Natürlich taucht immer wieder eine Frage auf: Wer ist Schuld an der vermeintlichen Unregierbarkeit des Staates Kalifornien? Eine der am häufigsten gehörten Antworten ist: Die direkte Demokratie. So zum Beispiel in einem Kommentar von letzter Woche in der Financial Times. Nicht nur die Zweidrittelsmehrheit ist das Resultat eines Referendums. Es scheint, als ob das kalifornische Stimmvolk ebenso gerne Geld ausgibt, wie es sich weigert, Geld einzutreiben oder zu kürzen. Die Frage liegt natürlich nahe, warum funktioniert das in einer anderen Referendumsversessenen direkten Demokratie besser, nämlich in derjenigen, von wo ich diesen Post verfasse: der Schweiz (Idee zu diesem Post kam mir via Matthew Yglesias)?

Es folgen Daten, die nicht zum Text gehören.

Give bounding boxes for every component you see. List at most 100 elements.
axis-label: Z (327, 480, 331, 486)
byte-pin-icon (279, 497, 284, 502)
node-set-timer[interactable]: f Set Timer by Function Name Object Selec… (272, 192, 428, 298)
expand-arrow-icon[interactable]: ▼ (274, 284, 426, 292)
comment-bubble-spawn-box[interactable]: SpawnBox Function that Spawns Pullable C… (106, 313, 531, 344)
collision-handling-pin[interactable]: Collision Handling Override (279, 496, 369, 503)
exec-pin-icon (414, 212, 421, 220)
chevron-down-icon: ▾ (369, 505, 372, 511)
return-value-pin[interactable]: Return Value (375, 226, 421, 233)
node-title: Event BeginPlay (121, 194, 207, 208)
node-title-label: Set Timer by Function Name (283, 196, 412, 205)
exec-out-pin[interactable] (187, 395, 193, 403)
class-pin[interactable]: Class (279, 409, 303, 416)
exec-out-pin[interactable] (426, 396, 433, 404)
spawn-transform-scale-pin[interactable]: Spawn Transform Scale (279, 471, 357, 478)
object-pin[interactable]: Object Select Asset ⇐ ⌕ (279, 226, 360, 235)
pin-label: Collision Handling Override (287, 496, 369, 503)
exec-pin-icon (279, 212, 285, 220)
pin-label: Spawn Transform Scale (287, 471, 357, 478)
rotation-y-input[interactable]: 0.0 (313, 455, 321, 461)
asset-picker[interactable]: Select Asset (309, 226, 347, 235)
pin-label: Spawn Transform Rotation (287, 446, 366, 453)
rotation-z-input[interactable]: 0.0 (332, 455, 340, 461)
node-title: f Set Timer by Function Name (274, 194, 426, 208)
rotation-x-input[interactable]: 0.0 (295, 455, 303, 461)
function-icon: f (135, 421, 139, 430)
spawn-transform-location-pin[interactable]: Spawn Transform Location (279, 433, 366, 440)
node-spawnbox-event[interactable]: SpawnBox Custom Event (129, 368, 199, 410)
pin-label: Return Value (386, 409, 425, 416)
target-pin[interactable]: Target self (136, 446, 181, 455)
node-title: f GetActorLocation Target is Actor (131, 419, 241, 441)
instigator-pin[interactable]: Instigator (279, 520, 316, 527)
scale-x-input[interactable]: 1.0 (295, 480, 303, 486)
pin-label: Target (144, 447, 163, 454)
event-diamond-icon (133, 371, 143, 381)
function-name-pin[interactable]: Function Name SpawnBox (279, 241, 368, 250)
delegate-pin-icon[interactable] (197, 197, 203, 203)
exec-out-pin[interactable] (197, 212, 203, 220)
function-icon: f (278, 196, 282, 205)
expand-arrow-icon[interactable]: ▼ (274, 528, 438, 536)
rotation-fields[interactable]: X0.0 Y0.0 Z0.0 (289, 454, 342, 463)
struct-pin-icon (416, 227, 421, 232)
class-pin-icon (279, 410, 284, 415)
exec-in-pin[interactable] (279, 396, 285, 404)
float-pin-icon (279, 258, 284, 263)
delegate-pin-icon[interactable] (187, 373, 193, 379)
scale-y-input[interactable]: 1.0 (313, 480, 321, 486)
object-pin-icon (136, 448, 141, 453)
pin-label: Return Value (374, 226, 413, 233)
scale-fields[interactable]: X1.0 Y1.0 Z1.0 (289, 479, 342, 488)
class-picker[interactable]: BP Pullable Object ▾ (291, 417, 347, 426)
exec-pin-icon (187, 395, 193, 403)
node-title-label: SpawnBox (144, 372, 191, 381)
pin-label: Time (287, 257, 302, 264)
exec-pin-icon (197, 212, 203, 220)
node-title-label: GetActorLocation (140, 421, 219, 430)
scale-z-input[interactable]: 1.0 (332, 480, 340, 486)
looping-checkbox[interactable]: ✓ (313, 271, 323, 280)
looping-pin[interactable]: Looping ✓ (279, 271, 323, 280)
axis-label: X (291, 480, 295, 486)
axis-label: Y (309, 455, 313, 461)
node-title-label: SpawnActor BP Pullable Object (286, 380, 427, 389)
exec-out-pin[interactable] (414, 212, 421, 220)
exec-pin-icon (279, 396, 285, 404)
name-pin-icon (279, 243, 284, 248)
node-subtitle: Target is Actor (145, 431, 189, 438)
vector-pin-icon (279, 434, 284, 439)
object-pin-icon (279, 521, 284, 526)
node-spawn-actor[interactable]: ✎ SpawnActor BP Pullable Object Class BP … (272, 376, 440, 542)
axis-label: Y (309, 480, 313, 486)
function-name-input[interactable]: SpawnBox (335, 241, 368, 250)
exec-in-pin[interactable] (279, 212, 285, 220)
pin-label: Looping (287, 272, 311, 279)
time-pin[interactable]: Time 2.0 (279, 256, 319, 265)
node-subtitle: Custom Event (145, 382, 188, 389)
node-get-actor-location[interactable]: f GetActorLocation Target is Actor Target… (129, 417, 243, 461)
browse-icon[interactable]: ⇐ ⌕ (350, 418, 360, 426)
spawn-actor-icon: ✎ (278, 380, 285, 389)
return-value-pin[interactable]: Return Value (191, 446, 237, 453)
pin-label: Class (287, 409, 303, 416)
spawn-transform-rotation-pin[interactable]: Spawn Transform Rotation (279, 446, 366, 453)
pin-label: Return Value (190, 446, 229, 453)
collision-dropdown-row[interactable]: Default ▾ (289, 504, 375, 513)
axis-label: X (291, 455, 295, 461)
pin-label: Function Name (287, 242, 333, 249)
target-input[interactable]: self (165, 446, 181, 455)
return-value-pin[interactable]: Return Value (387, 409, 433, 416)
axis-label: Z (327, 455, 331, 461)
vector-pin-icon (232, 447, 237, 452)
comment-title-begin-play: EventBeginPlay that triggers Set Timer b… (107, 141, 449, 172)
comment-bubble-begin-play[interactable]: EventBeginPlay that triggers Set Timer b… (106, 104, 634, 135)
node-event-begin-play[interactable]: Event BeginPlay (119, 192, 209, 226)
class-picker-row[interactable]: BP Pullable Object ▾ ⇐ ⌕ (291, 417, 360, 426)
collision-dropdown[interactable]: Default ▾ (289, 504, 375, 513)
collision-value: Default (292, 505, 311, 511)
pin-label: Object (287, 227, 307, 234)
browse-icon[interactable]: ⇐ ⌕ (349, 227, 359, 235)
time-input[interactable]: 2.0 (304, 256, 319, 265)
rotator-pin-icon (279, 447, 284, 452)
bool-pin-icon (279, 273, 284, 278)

Ich habe das Thema nicht im Detail studiert und habe nur oberflächliche Kenntnisse des kalifornischen Systems. Ich möchte hier aber einmal ein paar Ideen in den Raum stellen, wo ich Unterschiede zwischen den beiden Systemen sehe, die das Funktionieren (oder eben Disfunktionieren) erklären könnten. Dies könnte interessante Hinweise geben, wie eine direkte Demokratie ‘designed’ sein müsste um zu funktionieren. Weitere Ideen und Spekulationen sind natürlich erwünscht und willkommen.

  • Die Schweiz ist im Gegensatz zu Kalifornien nicht nur viel kleiner, sondern auch extrem dezentralisiert. Ein grossteil des Geldes wird in den Kantonen (Landesebene für meine Deutschen Leserinnen und Leser) ausgegeben. Dies ist erstens näher bei der Stimmbevölkerung und zweitens überschaubarer.

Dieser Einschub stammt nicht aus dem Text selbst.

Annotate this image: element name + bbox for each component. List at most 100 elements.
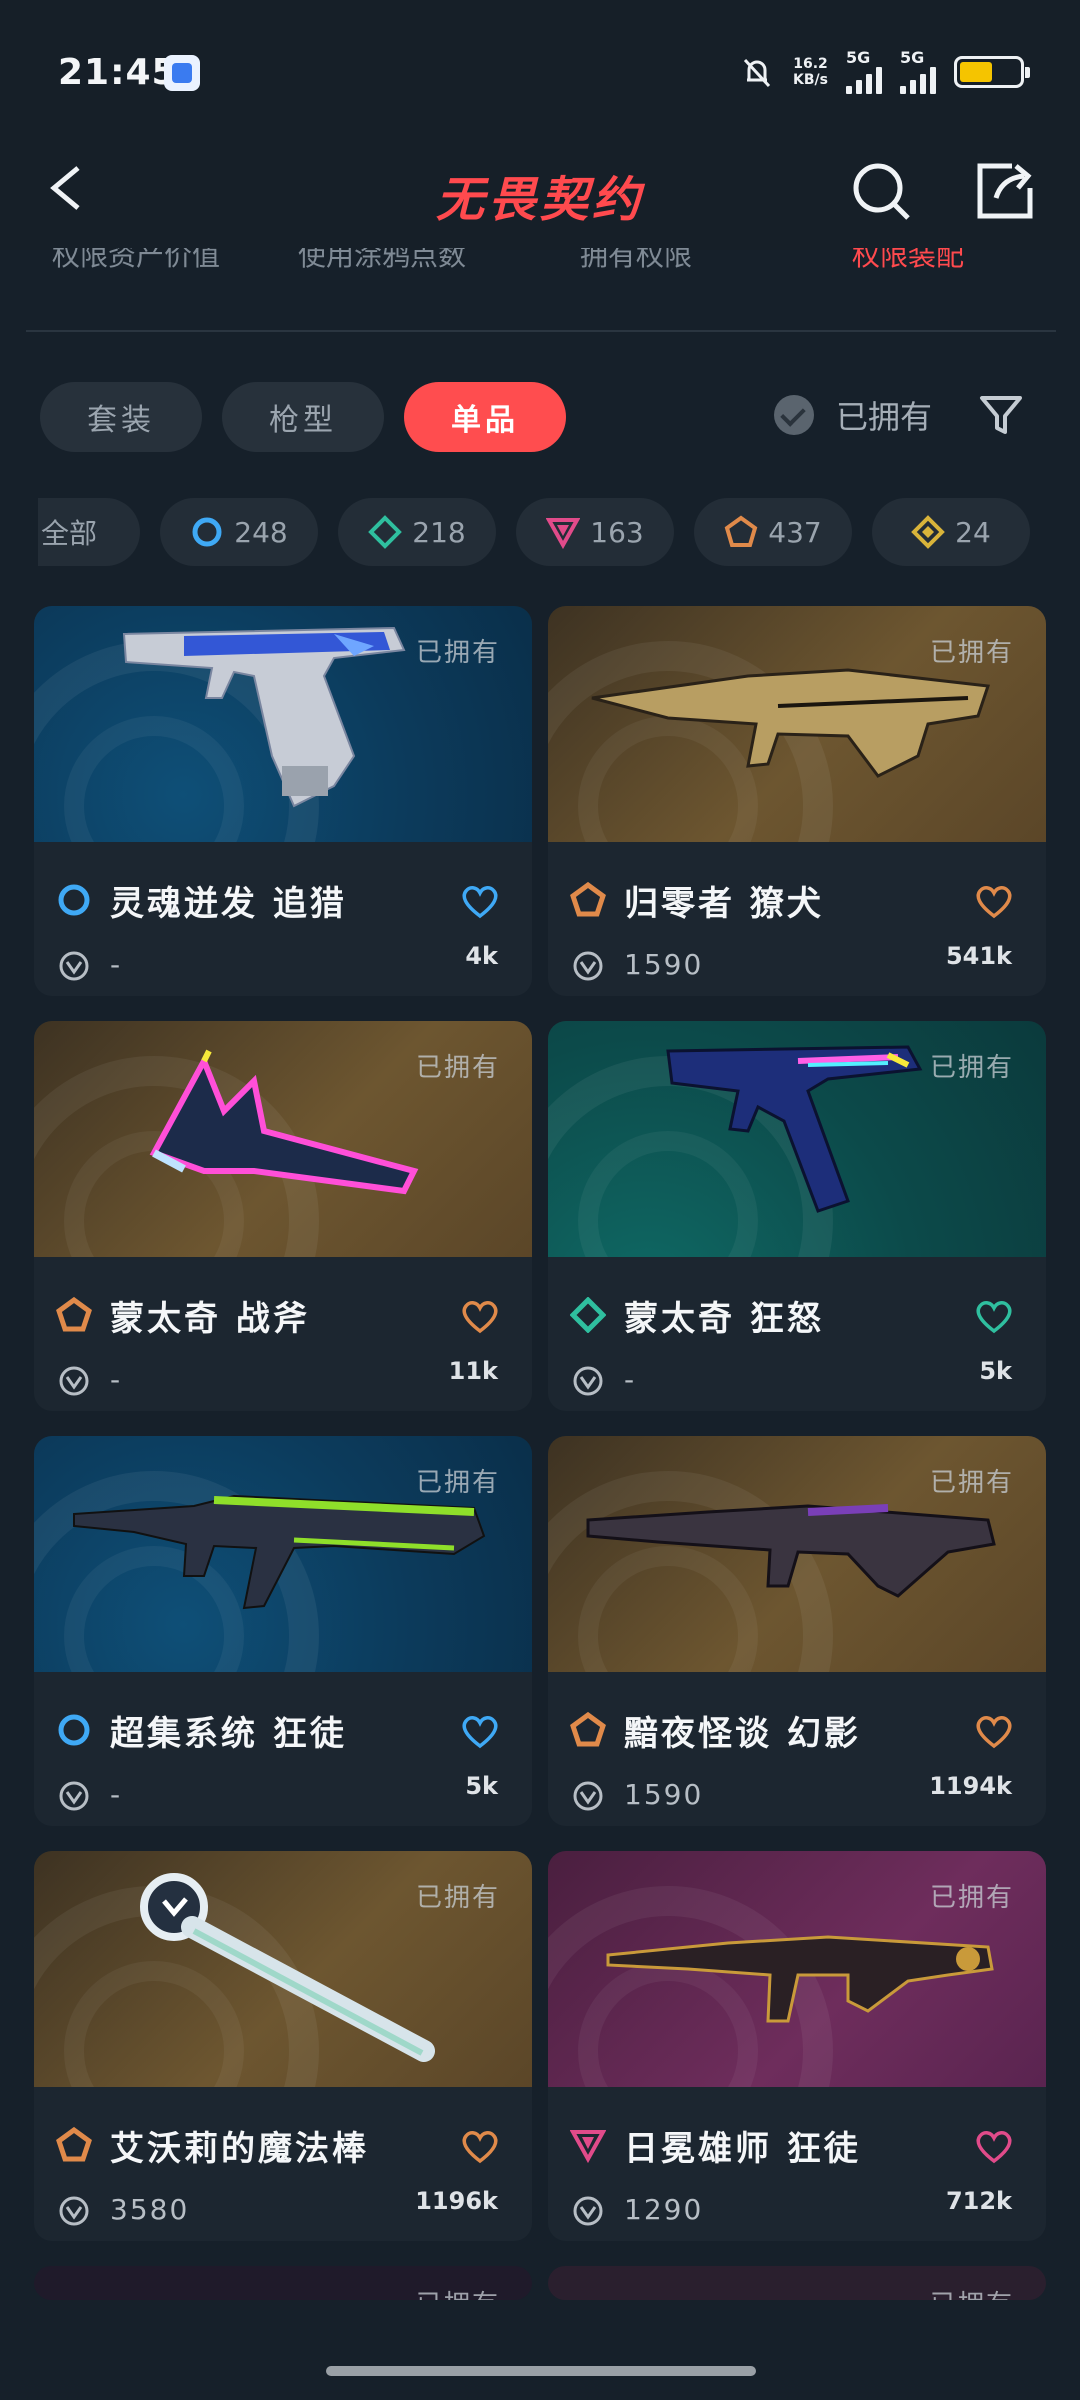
like-count: 5k	[979, 1357, 1012, 1385]
skin-image: 已拥有	[548, 606, 1046, 842]
skin-card[interactable]: 已拥有 归零者 獠犬 1590 541k	[548, 606, 1046, 996]
heart-icon[interactable]	[460, 884, 500, 920]
owned-filter-toggle[interactable]: 已拥有	[774, 392, 932, 438]
owned-tag: 已拥有	[415, 1468, 500, 1498]
signal-sim2: 5G	[900, 50, 936, 94]
valorant-points-icon	[573, 951, 603, 981]
valorant-points-icon	[573, 2196, 603, 2226]
rarity-icon	[56, 1296, 92, 1333]
skin-card[interactable]: 已拥有 艾沃莉的魔法棒 3580 1196k	[34, 1851, 532, 2241]
chip-rarity-premium[interactable]: 163	[516, 498, 674, 566]
skin-name: 艾沃莉的魔法棒	[110, 2129, 369, 2169]
skin-image: 已拥有	[34, 606, 532, 842]
owned-tag: 已拥有	[415, 638, 500, 668]
skin-card[interactable]: 已拥有 超集系统 狂徒 - 5k	[34, 1436, 532, 1826]
rarity-chip-row: 全部 248 218 163 437 24	[38, 498, 1080, 568]
heart-icon[interactable]	[460, 1714, 500, 1750]
skin-card[interactable]: 已拥有 蒙太奇 狂怒 - 5k	[548, 1021, 1046, 1411]
skin-image: 已拥有	[548, 1021, 1046, 1257]
skin-card[interactable]: 已拥有 灵魂迸发 追猎 - 4k	[34, 606, 532, 996]
chip-rarity-deluxe[interactable]: 218	[338, 498, 496, 566]
check-circle-icon[interactable]	[774, 395, 814, 435]
subnav-item[interactable]: 使用涂鸦点数	[298, 248, 466, 270]
heart-icon[interactable]	[460, 2129, 500, 2165]
skin-name: 日冕雄师 狂徒	[624, 2129, 861, 2169]
skin-image: 已拥有	[34, 1436, 532, 1672]
skin-price: 1590	[624, 948, 704, 981]
rarity-ultra-icon	[911, 515, 946, 549]
rarity-icon	[56, 1712, 92, 1748]
skin-info: 超集系统 狂徒 - 5k	[34, 1672, 532, 1826]
like-count: 712k	[945, 2187, 1012, 2215]
chip-rarity-exclusive[interactable]: 437	[694, 498, 852, 566]
heart-icon[interactable]	[974, 2129, 1014, 2165]
skin-card-partial[interactable]: 已拥有	[548, 2266, 1046, 2300]
subnav-item[interactable]: 权限资产价值	[52, 248, 220, 270]
skin-price: 3580	[110, 2193, 190, 2226]
skin-name: 黯夜怪谈 幻影	[624, 1714, 861, 1754]
skin-card[interactable]: 已拥有 黯夜怪谈 幻影 1590 1194k	[548, 1436, 1046, 1826]
like-count: 5k	[465, 1772, 498, 1800]
like-count: 541k	[945, 942, 1012, 970]
skin-price: -	[110, 1363, 123, 1396]
skin-name: 超集系统 狂徒	[110, 1714, 347, 1754]
search-icon[interactable]	[848, 158, 914, 224]
status-time: 21:45	[58, 52, 178, 93]
skin-image: 已拥有	[34, 1021, 532, 1257]
subnav-item-active[interactable]: 权限装配	[852, 248, 964, 270]
status-icons: 16.2 KB/s 5G 5G	[739, 50, 1030, 94]
skin-name: 蒙太奇 狂怒	[624, 1299, 824, 1339]
status-bar: 21:45 16.2 KB/s 5G 5G	[0, 0, 1080, 130]
skin-card[interactable]: 已拥有 蒙太奇 战斧 - 11k	[34, 1021, 532, 1411]
skin-image: 已拥有	[548, 1851, 1046, 2087]
valorant-points-icon	[59, 951, 89, 981]
subnav: 权限资产价值 使用涂鸦点数 拥有权限 权限装配	[26, 248, 1056, 270]
chip-rarity-ultra[interactable]: 24	[872, 498, 1030, 566]
rarity-icon	[56, 2126, 92, 2163]
rarity-icon	[570, 881, 606, 918]
rarity-deluxe-icon	[368, 515, 403, 549]
skin-info: 蒙太奇 狂怒 - 5k	[548, 1257, 1046, 1411]
share-icon[interactable]	[972, 158, 1038, 224]
owned-tag: 已拥有	[929, 1883, 1014, 1913]
skin-price: -	[624, 1363, 637, 1396]
signal-icon	[900, 66, 936, 94]
skin-info: 日冕雄师 狂徒 1290 712k	[548, 2087, 1046, 2241]
skin-info: 灵魂迸发 追猎 - 4k	[34, 842, 532, 996]
heart-icon[interactable]	[974, 1299, 1014, 1335]
rarity-icon	[570, 1711, 606, 1748]
skin-card[interactable]: 已拥有 日冕雄师 狂徒 1290 712k	[548, 1851, 1046, 2241]
chip-all[interactable]: 全部	[38, 498, 140, 566]
skin-price: 1290	[624, 2193, 704, 2226]
skin-info: 黯夜怪谈 幻影 1590 1194k	[548, 1672, 1046, 1826]
signal-icon	[846, 66, 882, 94]
heart-icon[interactable]	[460, 1299, 500, 1335]
home-indicator[interactable]	[326, 2366, 756, 2376]
owned-tag: 已拥有	[929, 638, 1014, 668]
skin-name: 归零者 獠犬	[624, 884, 824, 924]
skin-name: 蒙太奇 战斧	[110, 1299, 310, 1339]
heart-icon[interactable]	[974, 884, 1014, 920]
rarity-premium-icon	[546, 518, 581, 549]
chip-rarity-select[interactable]: 248	[160, 498, 318, 566]
skin-name: 灵魂迸发 追猎	[110, 884, 347, 924]
rarity-icon	[569, 2127, 607, 2164]
tab-single-item[interactable]: 单品	[404, 382, 566, 452]
valorant-points-icon	[59, 2196, 89, 2226]
tab-set[interactable]: 套装	[40, 382, 202, 452]
heart-icon[interactable]	[974, 1714, 1014, 1750]
valorant-points-icon	[573, 1781, 603, 1811]
skin-info: 艾沃莉的魔法棒 3580 1196k	[34, 2087, 532, 2241]
skin-image: 已拥有	[34, 1851, 532, 2087]
tab-weapon-type[interactable]: 枪型	[222, 382, 384, 452]
owned-tag: 已拥有	[415, 1883, 500, 1913]
signal-sim1: 5G	[846, 50, 882, 94]
skin-card-partial[interactable]: 已拥有	[34, 2266, 532, 2300]
valorant-points-icon	[59, 1781, 89, 1811]
like-count: 1194k	[929, 1772, 1012, 1800]
filter-funnel-icon[interactable]	[978, 392, 1024, 438]
subnav-item[interactable]: 拥有权限	[580, 248, 692, 270]
rarity-icon	[56, 882, 92, 918]
mute-bell-icon	[743, 58, 771, 88]
like-count: 11k	[448, 1357, 498, 1385]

  • In der Schweiz gibt es kein Gesetzesreferendum und Änderungen können nur Verfassungsebene eingebracht werden.1 Dies könnte der Detaillierungswut einen Dämpfer aufsetzen. Ausführungsbestimmungen werden von der Regierung gemacht.

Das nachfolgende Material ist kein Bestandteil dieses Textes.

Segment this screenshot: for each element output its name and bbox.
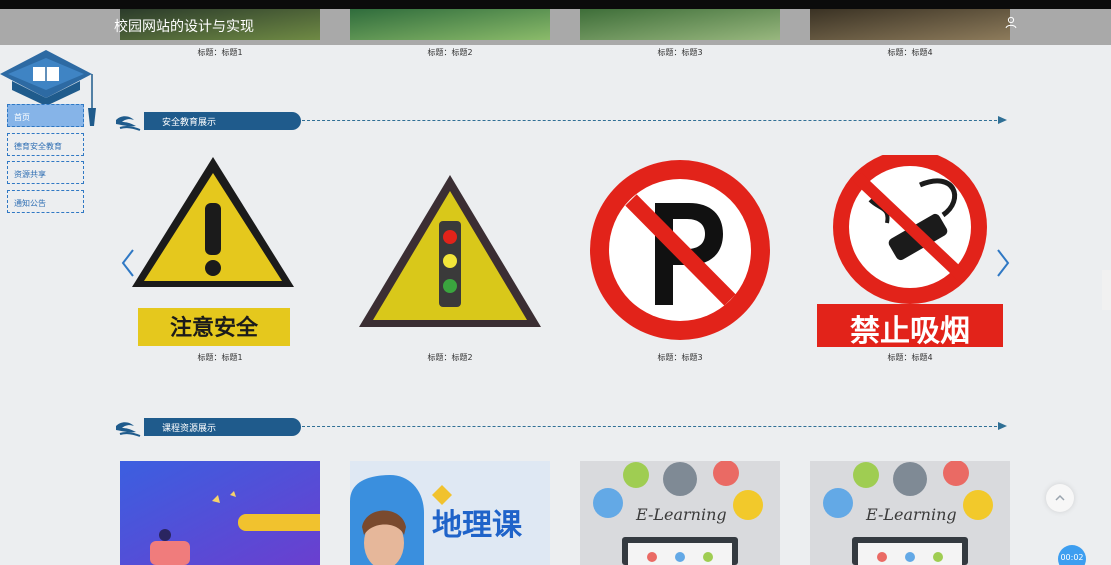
no-smoking-sign-image[interactable]: 禁止吸烟 [815,155,1005,347]
course-card-2[interactable]: 地理课 [350,461,550,565]
banner-text: E-Learning [635,505,727,524]
section-title: 课程资源展示 [162,424,217,434]
sign-caption-1: 标题：标题1 [197,353,243,362]
cloud-swirl-icon [116,116,141,131]
side-toggle-handle[interactable] [1102,270,1111,310]
arrow-right-icon [998,116,1007,124]
sign-caption-4: 标题：标题4 [887,353,933,362]
safety-section-header: 安全教育展示 [114,110,1009,134]
sign-text: 禁止吸烟 [850,314,970,347]
no-parking-sign-image[interactable] [585,155,775,347]
top-card-2[interactable] [350,9,550,40]
user-icon[interactable] [1004,16,1018,30]
chevron-up-icon [1055,494,1065,501]
top-caption-3: 标题：标题3 [657,48,703,57]
sign-text: 注意安全 [170,315,259,341]
scroll-to-top-button[interactable] [1046,484,1074,512]
section-divider [302,426,1002,427]
sidebar-item-notices[interactable]: 通知公告 [7,190,84,213]
timer-badge: 00:02 [1058,545,1086,565]
course-card-4[interactable]: E-Learning [810,461,1010,565]
cloud-swirl-icon [116,422,141,437]
course-card-1[interactable] [120,461,320,565]
site-title: 校园网站的设计与实现 [114,19,254,35]
sidebar-item-label: 德育安全教育 [14,142,62,151]
sidebar-item-label: 资源共享 [14,170,46,179]
course-card-3[interactable]: E-Learning [580,461,780,565]
sign-caption-3: 标题：标题3 [657,353,703,362]
sidebar-item-safety-education[interactable]: 德育安全教育 [7,133,84,156]
traffic-light-sign-image[interactable] [355,155,545,347]
top-strip [0,0,1111,9]
sidebar-item-home[interactable]: 首页 [7,104,84,127]
top-caption-4: 标题：标题4 [887,48,933,57]
course-section-header: 课程资源展示 [114,416,1009,440]
top-caption-1: 标题：标题1 [197,48,243,57]
arrow-right-icon [998,422,1007,430]
section-title: 安全教育展示 [162,118,217,128]
section-divider [302,120,1002,121]
sidebar-item-label: 首页 [14,113,30,122]
banner-text: E-Learning [865,505,957,524]
top-card-3[interactable] [580,9,780,40]
top-caption-2: 标题：标题2 [427,48,473,57]
sidebar-item-resource-sharing[interactable]: 资源共享 [7,161,84,184]
caution-sign-image[interactable]: 注意安全 [118,155,308,347]
top-card-4[interactable] [810,9,1010,40]
sidebar-item-label: 通知公告 [14,199,46,208]
banner-text: 地理课 [432,508,523,543]
sign-caption-2: 标题：标题2 [427,353,473,362]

  • Eine für Schweizer wohl etwas ketzereische These ist auch, dass nicht immer alles umgesetzt wird. Es gibt einerseits den im vorigen Punkt erwähnten Spielraum. Es gibt aber sogar gewisse Vorlagen, die trotz Verankerung nie, nur mit Schwierigkeiten, oder erst Jahrzente später umgesetzt wurden (z.B. Alpeninitiative, Verwahrungsintitative, Mutterschaftsversicherung). Diese Umsetzung kann durchaus mit sehr kreativen Interpretationen der Absichten der Initianten geschehen (nochmals Verwahrungsinitiative als Beispiel).
  • Die Schweiz hat eine tiefe Staatsquote, die ein Misstrauen der Stimmbevölkerung gegenüber dem Staat reflektiert. Dies äussert sich vielleicht auch darin, dass ihm weniger Aufgaben übertragen werden. Dies könnte aber auch für Kalifornien gelten, dafür kenne ich den Staat definitiv zu wenig.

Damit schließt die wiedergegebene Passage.